INTERNATIONAL JOURNALS
  1. F. Padillo, J.M. Luna and S. Ventura. LAC: Library for associative classification. Knowledge-Based Systems, 193: 105432 (2020). DOI: 10.1016/j.knosys.2019.105432.
  2. F. Padillo, J.M. Luna and S. Ventura. A Grammar-Guided Genetic Programing Algorithm for Associative Classification in Big Data. Cognitive Computation, 11(3): 331-346 (2019). DOI: 10.1007/s12559-018-9617-2.
  3. F. Padillo, J.M. Luna, F. Herrera and S. Ventura. Mining association rules on Big Data through MapReduce genetic programming. Integrated Computer-Aided Engineering, 25(1): 31-48 (2018). DOI: 10.3233/ICA-170555.
INTERNATIONAL CONFERENCES
  1. F. Padillo, J.M. Luna and S. Ventura. Associative Classification in Big Data through a G3P Approach. In 4th International Conference on Internet of Things, Big Data and Security (IoTBDS), 94-102 (2019). DOI: 10.5220/0007688400940102.

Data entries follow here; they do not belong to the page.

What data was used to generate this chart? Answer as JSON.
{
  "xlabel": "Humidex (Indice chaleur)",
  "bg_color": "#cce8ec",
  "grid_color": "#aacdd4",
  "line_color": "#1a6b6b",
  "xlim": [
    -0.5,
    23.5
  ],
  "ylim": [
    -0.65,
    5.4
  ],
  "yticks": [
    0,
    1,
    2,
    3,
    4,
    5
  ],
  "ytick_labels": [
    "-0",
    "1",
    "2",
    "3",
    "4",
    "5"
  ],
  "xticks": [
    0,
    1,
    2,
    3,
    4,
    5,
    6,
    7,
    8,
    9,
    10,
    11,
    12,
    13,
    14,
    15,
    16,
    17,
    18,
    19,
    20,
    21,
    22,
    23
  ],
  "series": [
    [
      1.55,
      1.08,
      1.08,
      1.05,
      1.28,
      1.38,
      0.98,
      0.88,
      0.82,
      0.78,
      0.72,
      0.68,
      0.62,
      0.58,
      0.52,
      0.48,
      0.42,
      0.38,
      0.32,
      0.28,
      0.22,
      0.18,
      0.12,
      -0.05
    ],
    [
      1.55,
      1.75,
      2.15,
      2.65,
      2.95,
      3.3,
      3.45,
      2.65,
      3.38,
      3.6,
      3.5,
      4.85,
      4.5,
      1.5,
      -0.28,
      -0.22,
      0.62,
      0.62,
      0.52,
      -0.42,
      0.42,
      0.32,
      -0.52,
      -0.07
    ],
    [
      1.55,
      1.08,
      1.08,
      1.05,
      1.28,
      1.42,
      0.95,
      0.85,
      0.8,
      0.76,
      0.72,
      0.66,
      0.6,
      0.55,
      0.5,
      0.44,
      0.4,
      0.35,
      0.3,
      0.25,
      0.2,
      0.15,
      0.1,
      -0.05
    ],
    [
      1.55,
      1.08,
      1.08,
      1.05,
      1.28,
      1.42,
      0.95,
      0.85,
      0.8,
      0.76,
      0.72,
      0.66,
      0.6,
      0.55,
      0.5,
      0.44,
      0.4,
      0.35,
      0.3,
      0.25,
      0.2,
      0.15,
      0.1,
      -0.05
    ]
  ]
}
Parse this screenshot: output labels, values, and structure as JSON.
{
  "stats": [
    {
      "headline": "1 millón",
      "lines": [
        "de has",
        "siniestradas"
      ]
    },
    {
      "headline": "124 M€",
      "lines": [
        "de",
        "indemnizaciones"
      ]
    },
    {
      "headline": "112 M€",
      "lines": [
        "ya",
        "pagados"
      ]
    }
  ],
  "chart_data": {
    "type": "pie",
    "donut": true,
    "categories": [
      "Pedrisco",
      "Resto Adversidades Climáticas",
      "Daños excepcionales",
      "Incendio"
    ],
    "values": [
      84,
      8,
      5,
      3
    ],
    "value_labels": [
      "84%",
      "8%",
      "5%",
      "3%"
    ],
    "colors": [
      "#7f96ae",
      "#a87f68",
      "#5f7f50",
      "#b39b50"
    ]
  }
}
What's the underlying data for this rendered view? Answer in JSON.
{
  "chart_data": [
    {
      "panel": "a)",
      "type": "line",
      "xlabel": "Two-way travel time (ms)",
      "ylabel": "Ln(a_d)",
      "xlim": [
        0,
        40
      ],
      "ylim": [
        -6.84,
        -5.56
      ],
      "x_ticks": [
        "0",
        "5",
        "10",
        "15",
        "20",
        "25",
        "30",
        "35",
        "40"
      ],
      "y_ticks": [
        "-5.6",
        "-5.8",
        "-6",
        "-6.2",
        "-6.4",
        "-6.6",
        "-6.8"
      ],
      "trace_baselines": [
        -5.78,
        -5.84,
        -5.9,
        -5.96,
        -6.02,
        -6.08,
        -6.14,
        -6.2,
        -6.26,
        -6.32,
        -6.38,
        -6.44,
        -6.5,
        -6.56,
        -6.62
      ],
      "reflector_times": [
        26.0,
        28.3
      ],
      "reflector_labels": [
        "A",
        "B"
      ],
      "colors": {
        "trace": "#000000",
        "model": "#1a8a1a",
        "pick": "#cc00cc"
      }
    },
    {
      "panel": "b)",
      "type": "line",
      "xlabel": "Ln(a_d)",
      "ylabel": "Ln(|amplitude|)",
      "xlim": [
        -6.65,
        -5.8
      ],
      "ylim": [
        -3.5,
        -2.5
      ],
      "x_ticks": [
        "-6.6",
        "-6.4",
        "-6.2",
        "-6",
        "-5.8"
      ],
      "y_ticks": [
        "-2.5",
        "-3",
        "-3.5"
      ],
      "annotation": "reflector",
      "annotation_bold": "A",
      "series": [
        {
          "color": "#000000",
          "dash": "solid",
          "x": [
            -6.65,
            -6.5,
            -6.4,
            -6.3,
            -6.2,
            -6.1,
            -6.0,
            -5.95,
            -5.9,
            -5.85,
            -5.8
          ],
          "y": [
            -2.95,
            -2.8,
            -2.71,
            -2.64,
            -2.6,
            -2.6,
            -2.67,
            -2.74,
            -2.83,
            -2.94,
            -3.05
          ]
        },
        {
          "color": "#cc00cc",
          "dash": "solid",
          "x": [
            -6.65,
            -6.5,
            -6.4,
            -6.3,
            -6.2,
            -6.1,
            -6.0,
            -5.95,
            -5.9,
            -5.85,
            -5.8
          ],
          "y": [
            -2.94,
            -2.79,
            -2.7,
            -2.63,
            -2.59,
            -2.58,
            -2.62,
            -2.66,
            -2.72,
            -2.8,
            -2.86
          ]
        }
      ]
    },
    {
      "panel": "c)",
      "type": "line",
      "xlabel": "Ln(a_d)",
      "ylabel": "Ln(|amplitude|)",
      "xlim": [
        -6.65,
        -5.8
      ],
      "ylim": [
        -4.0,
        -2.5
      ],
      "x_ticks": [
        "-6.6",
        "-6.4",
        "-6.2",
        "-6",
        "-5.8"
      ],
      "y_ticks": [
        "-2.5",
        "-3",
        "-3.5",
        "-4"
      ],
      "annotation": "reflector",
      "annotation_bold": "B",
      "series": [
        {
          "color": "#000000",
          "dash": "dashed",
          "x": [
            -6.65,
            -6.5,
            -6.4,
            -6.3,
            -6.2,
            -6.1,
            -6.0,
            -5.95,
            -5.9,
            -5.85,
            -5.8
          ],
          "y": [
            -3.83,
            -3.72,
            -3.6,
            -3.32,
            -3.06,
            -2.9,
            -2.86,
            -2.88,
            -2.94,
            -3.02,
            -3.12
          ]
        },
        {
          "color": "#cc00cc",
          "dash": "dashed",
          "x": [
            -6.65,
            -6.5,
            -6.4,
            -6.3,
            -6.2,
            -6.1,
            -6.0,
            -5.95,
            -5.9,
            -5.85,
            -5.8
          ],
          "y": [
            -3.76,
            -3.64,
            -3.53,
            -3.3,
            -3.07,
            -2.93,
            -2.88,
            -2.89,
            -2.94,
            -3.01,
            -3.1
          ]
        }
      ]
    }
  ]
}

  2. F. Padillo, J.M. Luna and S. Ventura. An evolutionary algorithm for mining rare association rules: A Big Data approach. In 2017 IEEE Congress on Evolutionary Computation (CEC), 2007-2014 (2017). DOI: 10.1109/CEC.2017.7969547.

 

At the ages of fifty four fifty can advise you that I'onal ended up lucky not to have wanted the product sooner, nevertheless loosing your partner of 25yrs 2010 became a curve which modified me personally for a long time. Now there came out a place exactly where click to read fifty had visit to have my tastes fulfilled only to find out this plumbing related desired just a little poke. So I questioned my own Computer system doc intended for a little something with tiny facet is affecting. He or she provided the particular recommended you read Cialis regular 5mg. 1st working day fifty had 5mg without any help to discover more help in the event that t discovered virtually any difference considering the woman never was planning determine, which'azines our system and also l'meters being dedicated to the idea. Regardless, these materials Operates, along with is useful. And click here then up coming night time with your ex m took 10mg at 8pm, and the rest is heritage. Through 13:double zero fifty manufactured my own move, but it appeared to be the most element to live in place until finally the sunlight came up upward , 100%Pleased :)When i't thirty-two as well as gone pretty much 1,5 years without intercourse. I had created pop over to this website plenty of anxiousness related penile erection challenges. And hop over to here then We found this specific great which woman My spouse and i started courting, along with first 2 times us all sex didn'to determine which properly, and i also appeared to be worried about just what exactly your woman considered this matter. We obtained braveness to visit and request cialis approved from the health practitioner. When i had taken 10mg product and it labored perfectly. I could truthfully continue on having sex many times a day without the problems. Merely bad thing is a smallish frustration. For me this can be truly a wonder drug.